Once cellranger-arc count has successfully completed, you can browse the resulting summary HTML file in any supported web browser, open the .cloupe file in Loupe Browser, or refer to the Understanding Output section to explore the data manually.

# Command-Line Argument Reference

These are the required command line arguments (also available through cellranger-arc aggr --help):

ArgumentDescription
--id A unique run ID string that must consist solely of letter, number, hyphen (-), or underscore (_) characters and be at most 64 characters long. This is the name of the directory that contains all the pipeline-generated files and outputs.
--libraries Path to a 3-column CSV file declaring FASTQ paths, sample names and library types of input ATAC and GEX FASTQs.

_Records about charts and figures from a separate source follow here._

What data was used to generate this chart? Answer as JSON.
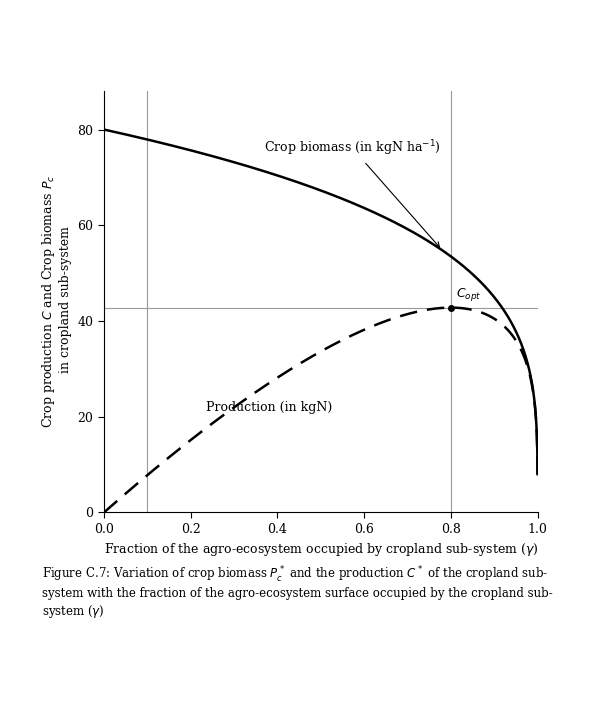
{
  "xlim": [
    0.0,
    1.0
  ],
  "ylim": [
    0,
    88
  ],
  "yticks": [
    0,
    20,
    40,
    60,
    80
  ],
  "xticks": [
    0.0,
    0.2,
    0.4,
    0.6,
    0.8,
    1.0
  ],
  "biomass_label": "Crop biomass (in kgN ha$^{-1}$)",
  "production_label": "Production (in kgN)",
  "copt_label": "$C_{opt}$",
  "gamma_opt": 0.8,
  "P0": 80.0,
  "alpha": 0.25,
  "vline_x2": 0.1,
  "background_color": "#ffffff",
  "curve_color": "#000000",
  "refline_color": "#999999",
  "figsize": [
    5.94,
    7.02
  ],
  "dpi": 100
}
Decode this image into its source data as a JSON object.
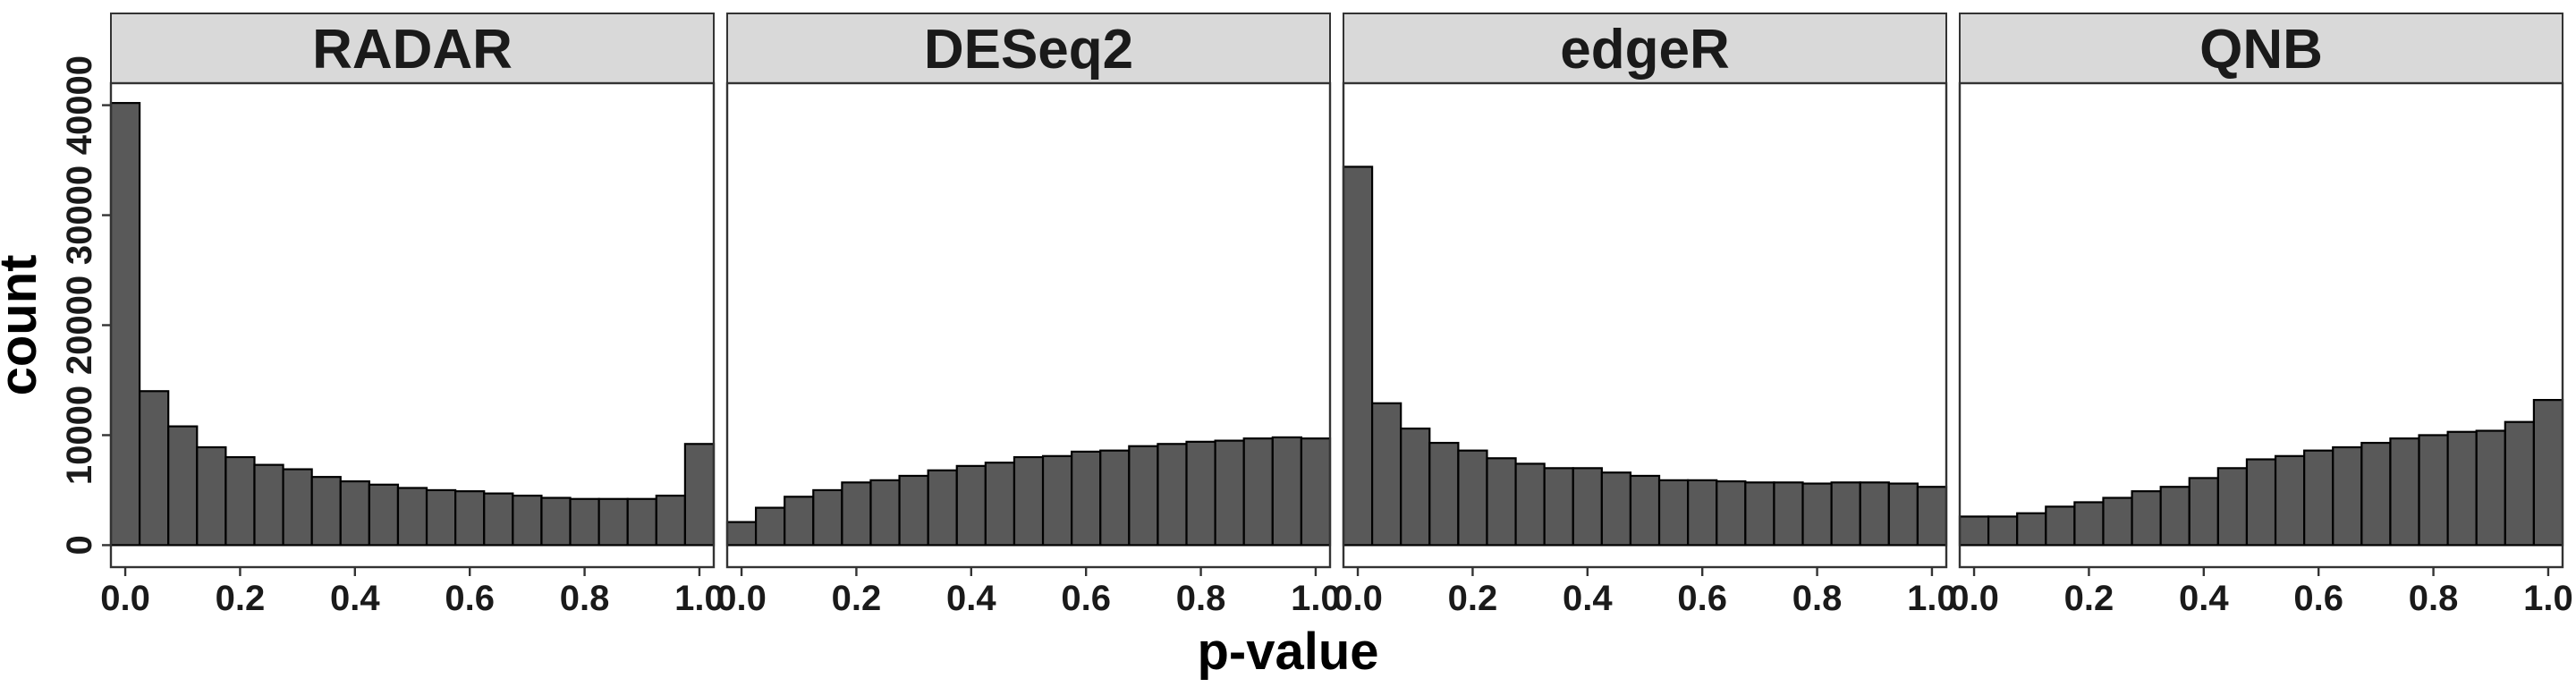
{
  "chart_data": {
    "type": "bar",
    "xlabel": "p-value",
    "ylabel": "count",
    "xlim": [
      -0.025,
      1.025
    ],
    "ylim": [
      -2000,
      42000
    ],
    "x_ticks": [
      "0.0",
      "0.2",
      "0.4",
      "0.6",
      "0.8",
      "1.0"
    ],
    "x_tick_values": [
      0.0,
      0.2,
      0.4,
      0.6,
      0.8,
      1.0
    ],
    "y_ticks": [
      "0",
      "10000",
      "20000",
      "30000",
      "40000"
    ],
    "y_tick_values": [
      0,
      10000,
      20000,
      30000,
      40000
    ],
    "bin_width": 0.05,
    "bin_centers": [
      0.0,
      0.05,
      0.1,
      0.15,
      0.2,
      0.25,
      0.3,
      0.35,
      0.4,
      0.45,
      0.5,
      0.55,
      0.6,
      0.65,
      0.7,
      0.75,
      0.8,
      0.85,
      0.9,
      0.95,
      1.0
    ],
    "grid": false,
    "bar_color": "#595959",
    "bar_outline": "#000000",
    "strip_color": "#d9d9d9",
    "panels": [
      {
        "title": "RADAR",
        "values": [
          40200,
          14000,
          10800,
          8900,
          8000,
          7300,
          6900,
          6200,
          5800,
          5500,
          5200,
          5000,
          4900,
          4700,
          4500,
          4300,
          4200,
          4200,
          4200,
          4500,
          9200
        ]
      },
      {
        "title": "DESeq2",
        "values": [
          2100,
          3400,
          4400,
          5000,
          5700,
          5900,
          6300,
          6800,
          7200,
          7500,
          8000,
          8100,
          8500,
          8600,
          9000,
          9200,
          9400,
          9500,
          9700,
          9800,
          9700
        ]
      },
      {
        "title": "edgeR",
        "values": [
          34400,
          12900,
          10600,
          9300,
          8600,
          7900,
          7400,
          7000,
          7000,
          6600,
          6300,
          5900,
          5900,
          5800,
          5700,
          5700,
          5600,
          5700,
          5700,
          5600,
          5300
        ]
      },
      {
        "title": "QNB",
        "values": [
          2600,
          2600,
          2900,
          3500,
          3900,
          4300,
          4900,
          5300,
          6100,
          7000,
          7800,
          8100,
          8600,
          8900,
          9300,
          9700,
          10000,
          10300,
          10400,
          11200,
          13200
        ]
      }
    ]
  }
}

The libraries CSV format is described here.
--reference Path to the cellranger-arc-compatible reference package. References for human and mouse are available for download. Custom references can be constructed as described here.

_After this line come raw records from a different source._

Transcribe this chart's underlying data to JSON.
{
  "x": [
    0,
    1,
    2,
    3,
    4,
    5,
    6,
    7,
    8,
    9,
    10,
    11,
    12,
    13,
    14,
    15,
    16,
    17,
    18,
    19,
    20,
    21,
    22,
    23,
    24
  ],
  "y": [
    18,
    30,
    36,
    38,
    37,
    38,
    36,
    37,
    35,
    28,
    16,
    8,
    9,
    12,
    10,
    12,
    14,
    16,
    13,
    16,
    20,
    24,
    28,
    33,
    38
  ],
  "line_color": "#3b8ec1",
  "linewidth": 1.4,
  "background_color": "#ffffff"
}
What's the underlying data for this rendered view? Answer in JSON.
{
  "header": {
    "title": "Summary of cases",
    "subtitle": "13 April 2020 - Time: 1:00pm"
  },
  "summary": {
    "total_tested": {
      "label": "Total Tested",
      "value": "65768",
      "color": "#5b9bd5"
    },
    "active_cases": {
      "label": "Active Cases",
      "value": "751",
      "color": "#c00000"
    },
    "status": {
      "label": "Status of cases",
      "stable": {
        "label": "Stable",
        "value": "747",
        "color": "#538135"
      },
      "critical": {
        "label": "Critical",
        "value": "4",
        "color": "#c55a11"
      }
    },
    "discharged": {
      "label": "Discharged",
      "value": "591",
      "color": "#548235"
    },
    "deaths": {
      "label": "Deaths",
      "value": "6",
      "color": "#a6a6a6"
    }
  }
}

--description Sample description to embed into output files
--gex-exclude-introns Disable counting of intronic reads. In this mode we only count reads that are exonic and compatible with annotated splice junctions in the reference. Note: using this mode will reduce the UMI counts in the count matrix.
--min-atac-count Cell caller override: define the minimum number of ATAC transposition events in peaks (ATAC counts) for a cell barcode. Note: this option must be specified in conjunction with min-gex-count. With --min-atac-count=X and --min-gex-count=Y a barcode is defined as a cell if it contains at least X ATAC counts AND at least Y GEX UMI counts. It is advisable to use these parameters only after reviewing the web summary generated using default parameters.
--min-gex-count Cell caller override: define the minimum number of GEX UMI counts for a cell barcode. Note: this option must be specified in conjunction with min-atac-count. With --min- atac-count=X and --min-gex-count=Y a barcode is defined as a cell if it contains at least X ATAC counts AND at least Y GEX UMI counts. It is advisable to use these parameters only after reviewing the web summary generated using default parameters.
--peaks Peak-caller override: specify peaks to use in downstream analyses from supplied BED file. Note that the file must only contain three columns specifying the contig, start, and end of the peaks. The peaks must not overlap each other. The file must be sorted by position with the same chromosome order as the reference package. The file is allowed to contain comment lines beginning with #.
--localcores Restricts cellranger-arc to use specified number of cores to execute pipeline stages. By default, cellranger-arc will use all of the cores available on your system.
--localmem Restricts cellranger-arc to use specified amount of memory (in GB) to execute pipeline stages. By default, cellranger-arc will use 90% of the memory available on your system.